Genre fiction is meant first and foremost to entertain. It stands before an audience promising a good time. If the multi-level accomplishment of actual entertainment cannot be reached, momentary diversion suffices. If even that fails, distraction waits in the wings like stooges of old, ready to wake up a nodding audience and shake up a somnolent cast with frantic chaos.
“When in doubt, have a gun go off,” Raymond Chandler advised, contrasting Anton Chekov’s advice that, “If you show a gun in act one, it must go off by the end of act two, or your third act is ruined.” Please note that Chandler, who ad-libbed tough-guy prose poetry, famously failed to keep track of his own plots, not even knowing how many corpses there were or who killed whom or why. He’s famous for tone. For a genius like Chandler, tone was enough.
H. P. Lovecraft is another tone writer, while Arthur Conan Doyle was both a tone and atmosphere writer. Note that such pens work mostly in narration rather than dramatizing much. Sherlock Holmes stories, some of the most perpetually popular ever written, are almost all tell, with little show.
Hemingway wrote in passive voice, past tense narrative almost exclusively and dramatized almost nothing. Trained as a reporter, he simply reported things. He is the most influential writer of his generation and continues to be.
We now begin to see that “Show, don’t tell,” is senseless advice if a writer is paying attention to what function is needed for a given passage. One suspects this advice arose from an attempt to keep neophyte writers on the mark. If a would-be writer does not know what scenes to narrate and which to dramatize, they tend to fall into a flat drone that tramples all interest. They are not storytellers, they are not writers, they are blind to opportunities for acting out genuine clash and conflict. Their sense of drama is muted, if there at all, so their work lacks interest.
Variety is the spike of vampires. Surely Bram Stoker understood drama, having worked as a theater producer most of his life. He knew killing Lucy in the novel Dracula was a scene fraught with intense conflict, deep meaning, and hair-raising horror. Show, don’t tell such a scene by all means, and oh how he did.
In A Christmas Carol by Charles Dickens, we do not see Scrooge on stage earning his millions. We do see acted out Bob Cratchit freezing on his stool as he works away on Scrooge’s ledger. Dickens has a master’s eye for emphasizing drama, conflict, and context. He knew how to choose show or tell to fit the purpose of each scene.
Dickens never saw a movie. He did see, produce, act in, and greatly enjoy theater, however. He even wrote plays. His awareness of how to use a limited stage to enhance drama is on full display in Oliver Twist when Sikes murders Nancy. It is also turned to an incredible level of sophisticated flourish when the vile lawyer Tulkinghorn is murdered in Bleak House. The scenes are, once read, unforgettable.
To make a scene resonate, know what to show, and what to tell. While separate considerations, they usually occur simultaneously in fiction. Go read a passage from almost any of the Harry Potter books by J. K. Rowling.

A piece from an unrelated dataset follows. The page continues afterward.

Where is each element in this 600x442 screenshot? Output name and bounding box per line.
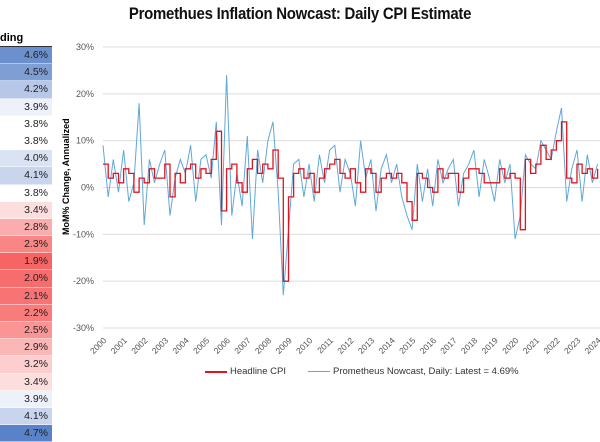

Pay attention to her sentences. She has an interesting way of showing action in each sentence while also adding in thoughts and feelings, which is telling. She interweaves these things to give depth and add interest.
Her adult works such as The Cuckoo’s Calling are recommended for fine writing and bravura plotting and presentation.

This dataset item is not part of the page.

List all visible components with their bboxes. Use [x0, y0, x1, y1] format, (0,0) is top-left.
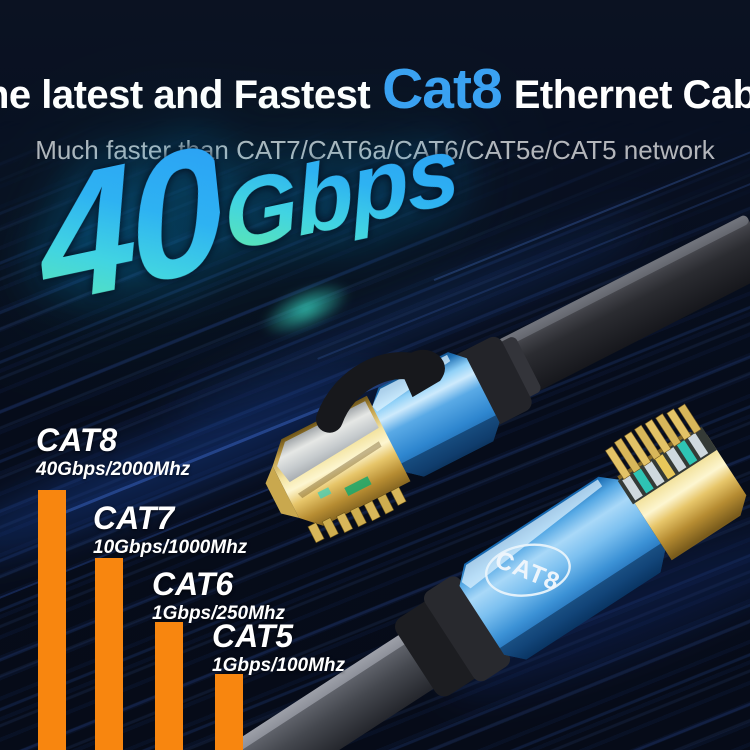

Next time you hear the echo of “Show, don’t tell,” remember that it’s incomplete advice at best, little more than a post-it note to remind you to think through what you’re putting down in words. Pay attention to vocal tone, atmosphere, description, and dialogue, yes, but always for a solid foundation decide whether what you’re writing in that scene needs more acting out, or more explanation for context. It will almost always be a mix but you’ll know which to emphasize.